Who is the first person who comes to mind when you think of atheism?
Mind you, that doesn’t mean the person is the most famous atheist. Just the name that comes up when you think of the word.
The Pew Research Center asked that question, along with similar ones concerning the major world religions, and they just released the responses. It won’t surprise you to learn that Buddhism prompted Buddha (55% of respondents said that) or that Catholicism led to the Pope (47%).
Perhaps it’s a bit surprising that 21% associated Billy Graham with Evangelical Protestantism, more than any other single person, given that he died in 2018 and stopped preaching regularly long before then, though many of the more prominent evangelicals today are better known for politics than religion.
But when it came to atheism, the one name that came to mind more than any other was…
6% of Americans thought “Satan” when prompted with “atheism.” Which doesn’t even make sense. But there you go.
51% of Americans couldn’t think of anyone, 10% said it was someone they knew personally (i.e. someone who’s not famous), 26% gave a smattering of random answers (i.e. people who aren’t famous enough), and 4% each said Richard Dawkins and Madalyn Murray O’Hair (who was murdered in 1995).
There were some other names on the longer results list, many of whom were included in that 26% of random answers.
There’s astrophysicist Stephen Hawking (2%), comedian Bill Maher (2%), author Christopher Hitchens (1%)… and, for whatever reason, Jesus (1%).
President Barack Obama, who is Christian — or “Muslim,” if you’re an ignorant Republican — also got a few undeserved mentions (less than 1%).
The big takeaway for me is that there really isn’t any prominent atheist these days — the sort of person who can cut through the atheism-only bubble and talk about it to a mainstream audience.

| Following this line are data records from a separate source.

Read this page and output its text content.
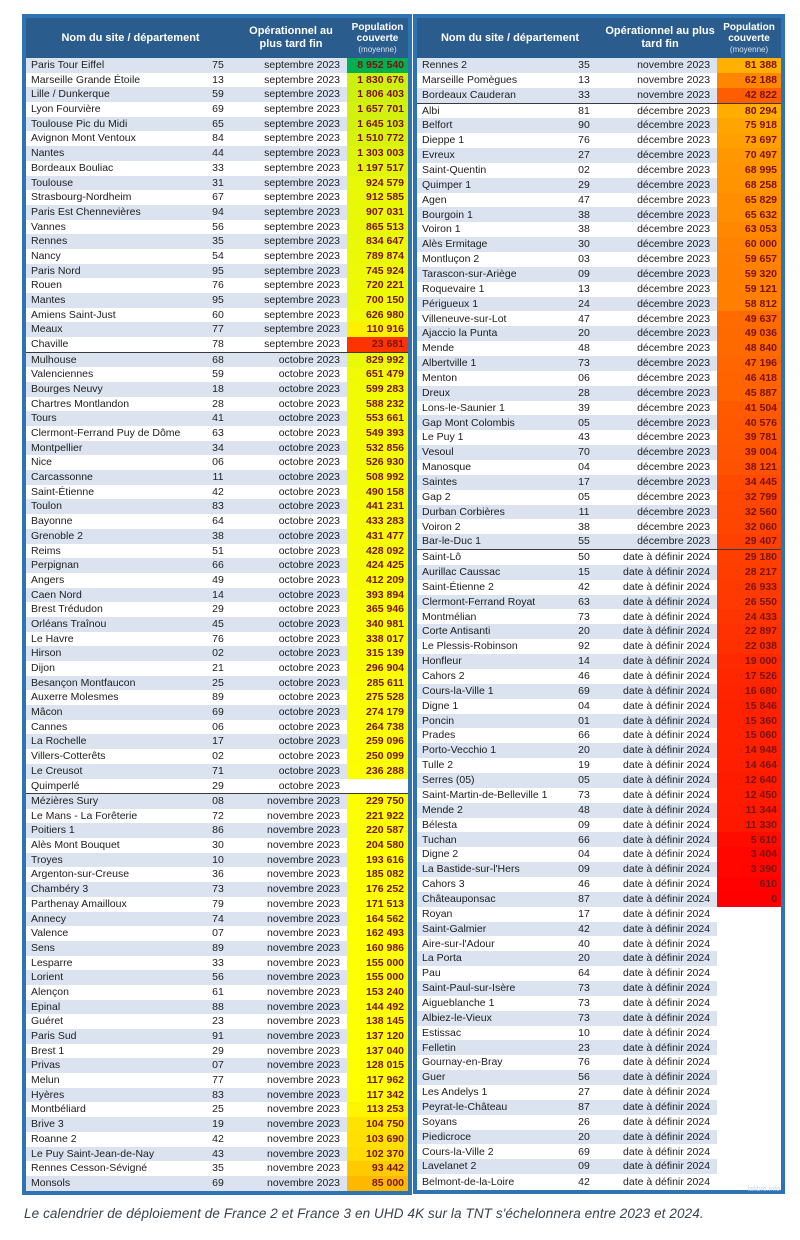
Nom du site / département		Opérationnel au plus tard fin	Population couverte
(moyenne)

Paris Tour Eiffel	75	septembre 2023	8 952 540
Marseille Grande Étoile	13	septembre 2023	1 830 676
Lille / Dunkerque	59	septembre 2023	1 806 403
Lyon Fourvière	69	septembre 2023	1 657 701
Toulouse Pic du Midi	65	septembre 2023	1 645 103
Avignon Mont Ventoux	84	septembre 2023	1 510 772
Nantes	44	septembre 2023	1 303 003
Bordeaux Bouliac	33	septembre 2023	1 197 517
Toulouse	31	septembre 2023	924 579
Strasbourg-Nordheim	67	septembre 2023	912 585
Paris Est Chennevières	94	septembre 2023	907 031
Vannes	56	septembre 2023	865 513
Rennes	35	septembre 2023	834 647
Nancy	54	septembre 2023	789 874
Paris Nord	95	septembre 2023	745 924
Rouen	76	septembre 2023	720 221
Mantes	95	septembre 2023	700 150
Amiens Saint-Just	60	septembre 2023	626 980
Meaux	77	septembre 2023	110 916
Chaville	78	septembre 2023	23 681
Mulhouse	68	octobre 2023	829 992
Valenciennes	59	octobre 2023	651 479
Bourges Neuvy	18	octobre 2023	599 283
Chartres Montlandon	28	octobre 2023	588 232
Tours	41	octobre 2023	553 661
Clermont-Ferrand Puy de Dôme	63	octobre 2023	549 393
Montpellier	34	octobre 2023	532 856
Nice	06	octobre 2023	526 930
Carcassonne	11	octobre 2023	508 992
Saint-Étienne	42	octobre 2023	490 158
Toulon	83	octobre 2023	441 231
Bayonne	64	octobre 2023	433 283
Grenoble 2	38	octobre 2023	431 477
Reims	51	octobre 2023	428 092
Perpignan	66	octobre 2023	424 425
Angers	49	octobre 2023	412 209
Caen Nord	14	octobre 2023	393 894
Brest Trédudon	29	octobre 2023	365 946
Orléans Traînou	45	octobre 2023	340 981
Le Havre	76	octobre 2023	338 017
Hirson	02	octobre 2023	315 139
Dijon	21	octobre 2023	296 904
Besançon Montfaucon	25	octobre 2023	285 611
Auxerre Molesmes	89	octobre 2023	275 528
Mâcon	69	octobre 2023	274 179
Cannes	06	octobre 2023	264 738
La Rochelle	17	octobre 2023	259 096
Villers-Cotterêts	02	octobre 2023	250 099
Le Creusot	71	octobre 2023	236 288
Quimperlé	29	octobre 2023	
Mézières Sury	08	novembre 2023	229 750
Le Mans - La Forêterie	72	novembre 2023	221 922
Poitiers 1	86	novembre 2023	220 587
Alès Mont Bouquet	30	novembre 2023	204 580
Troyes	10	novembre 2023	193 616
Argenton-sur-Creuse	36	novembre 2023	185 082
Chambéry 3	73	novembre 2023	176 252
Parthenay Amailloux	79	novembre 2023	171 513
Annecy	74	novembre 2023	164 562
Valence	07	novembre 2023	162 493
Sens	89	novembre 2023	160 986
Lesparre	33	novembre 2023	155 000
Lorient	56	novembre 2023	155 000
Alençon	61	novembre 2023	153 240
Epinal	88	novembre 2023	144 492
Guéret	23	novembre 2023	138 145
Paris Sud	91	novembre 2023	137 120
Brest 1	29	novembre 2023	137 040
Privas	07	novembre 2023	128 015
Melun	77	novembre 2023	117 962
Hyères	83	novembre 2023	117 342
Montbéliard	25	novembre 2023	113 253
Brive 3	19	novembre 2023	104 750
Roanne 2	42	novembre 2023	103 690
Le Puy Saint-Jean-de-Nay	43	novembre 2023	102 370
Rennes Cesson-Sévigné	35	novembre 2023	93 442
Monsols	69	novembre 2023	85 000
Nom du site / département		Opérationnel au plus tard fin	Population couverte
(moyenne)

Rennes 2	35	novembre 2023	81 388
Marseille Pomègues	13	novembre 2023	62 188
Bordeaux Cauderan	33	novembre 2023	42 822
Albi	81	décembre 2023	80 294
Belfort	90	décembre 2023	75 918
Dieppe 1	76	décembre 2023	73 697
Evreux	27	décembre 2023	70 497
Saint-Quentin	02	décembre 2023	68 995
Quimper 1	29	décembre 2023	68 258
Agen	47	décembre 2023	65 829
Bourgoin 1	38	décembre 2023	65 632
Voiron 1	38	décembre 2023	63 053
Alès Ermitage	30	décembre 2023	60 000
Montluçon 2	03	décembre 2023	59 657
Tarascon-sur-Ariège	09	décembre 2023	59 320
Roquevaire 1	13	décembre 2023	59 121
Périgueux 1	24	décembre 2023	58 812
Villeneuve-sur-Lot	47	décembre 2023	49 637
Ajaccio la Punta	20	décembre 2023	49 036
Mende	48	décembre 2023	48 840
Albertville 1	73	décembre 2023	47 196
Menton	06	décembre 2023	46 418
Dreux	28	décembre 2023	45 887
Lons-le-Saunier 1	39	décembre 2023	41 504
Gap Mont Colombis	05	décembre 2023	40 576
Le Puy 1	43	décembre 2023	39 781
Vesoul	70	décembre 2023	39 004
Manosque	04	décembre 2023	38 121
Saintes	17	décembre 2023	34 445
Gap 2	05	décembre 2023	32 799
Durban Corbières	11	décembre 2023	32 560
Voiron 2	38	décembre 2023	32 060
Bar-le-Duc 1	55	décembre 2023	29 407
Saint-Lô	50	date à définir 2024	29 180
Aurillac Caussac	15	date à définir 2024	28 217
Saint-Étienne 2	42	date à définir 2024	26 933
Clermont-Ferrand Royat	63	date à définir 2024	26 550
Montmélian	73	date à définir 2024	24 433
Corte Antisanti	20	date à définir 2024	22 897
Le Plessis-Robinson	92	date à définir 2024	22 038
Honfleur	14	date à définir 2024	19 000
Cahors 2	46	date à définir 2024	17 526
Cours-la-Ville 1	69	date à définir 2024	16 680
Digne 1	04	date à définir 2024	15 846
Poncin	01	date à définir 2024	15 360
Prades	66	date à définir 2024	15 060
Porto-Vecchio 1	20	date à définir 2024	14 948
Tulle 2	19	date à définir 2024	14 464
Serres (05)	05	date à définir 2024	12 640
Saint-Martin-de-Belleville 1	73	date à définir 2024	12 450
Mende 2	48	date à définir 2024	11 344
Bélesta	09	date à définir 2024	11 330
Tuchan	66	date à définir 2024	5 610
Digne 2	04	date à définir 2024	3 404
La Bastide-sur-l'Hers	09	date à définir 2024	3 390
Cahors 3	46	date à définir 2024	610
Châteauponsac	87	date à définir 2024	0
Royan	17	date à définir 2024	
Saint-Galmier	42	date à définir 2024	
Aire-sur-l'Adour	40	date à définir 2024	
La Porta	20	date à définir 2024	
Pau	64	date à définir 2024	
Saint-Paul-sur-Isère	73	date à définir 2024	
Aigueblanche 1	73	date à définir 2024	
Albiez-le-Vieux	73	date à définir 2024	
Estissac	10	date à définir 2024	
Felletin	23	date à définir 2024	
Gournay-en-Bray	76	date à définir 2024	
Guer	56	date à définir 2024	
Les Andelys 1	27	date à définir 2024	
Peyrat-le-Château	87	date à définir 2024	
Soyans	26	date à définir 2024	
Piedicroce	20	date à définir 2024	
Cours-la-Ville 2	69	date à définir 2024	
Lavelanet 2	09	date à définir 2024	
Belmont-de-la-Loire	42	date à définir 2024	
lafibre.info
Le calendrier de déploiement de France 2 et France 3 en UHD 4K sur la TNT s'échelonnera entre 2023 et 2024.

The names that come up today are probably the same ones that would’ve come up a decade ago. Atheists aren’t as well known because atheism has become less of an issue since the “New Atheism” hype in the mid-2000s.
These results come from the same survey in which people were asked about their religious knowledge. As you may recall, Jewish respondents fared the best, closely followed by atheists and agnostics. But none of the groups did exceptionally well.
Many people don’t know much about religion, period. So it’s no wonder that the most famous people associated with various belief systems aren’t necessarily ones that make sense. No living (or even recently alive) Jewish person made the popularity list. Even for evangelicals, the big names who were alive this century were Graham and Jerry Falwell (the despicable dead one, not his despicable son).
Or, if you want to spin that in a good way, it means there are openings for people who speak about their religious views to break into the American consciousness regardless of background. Just as we can always use strong science communicators, it would be wonderful to have a (literally new) atheist who can break through our own bubble, who the media can turn to for comment, and who isn’t cringe-worthy in a variety of other ways. It’s not something you can just volunteer for, but it starts by finding a way to advocate those views in a way that doesn’t turn the whole world against you.
At least we can hope for that. The alternative is having an atheist version of Falwell, the sort of person you have to constantly apologize for instead of point to when your belief comes up.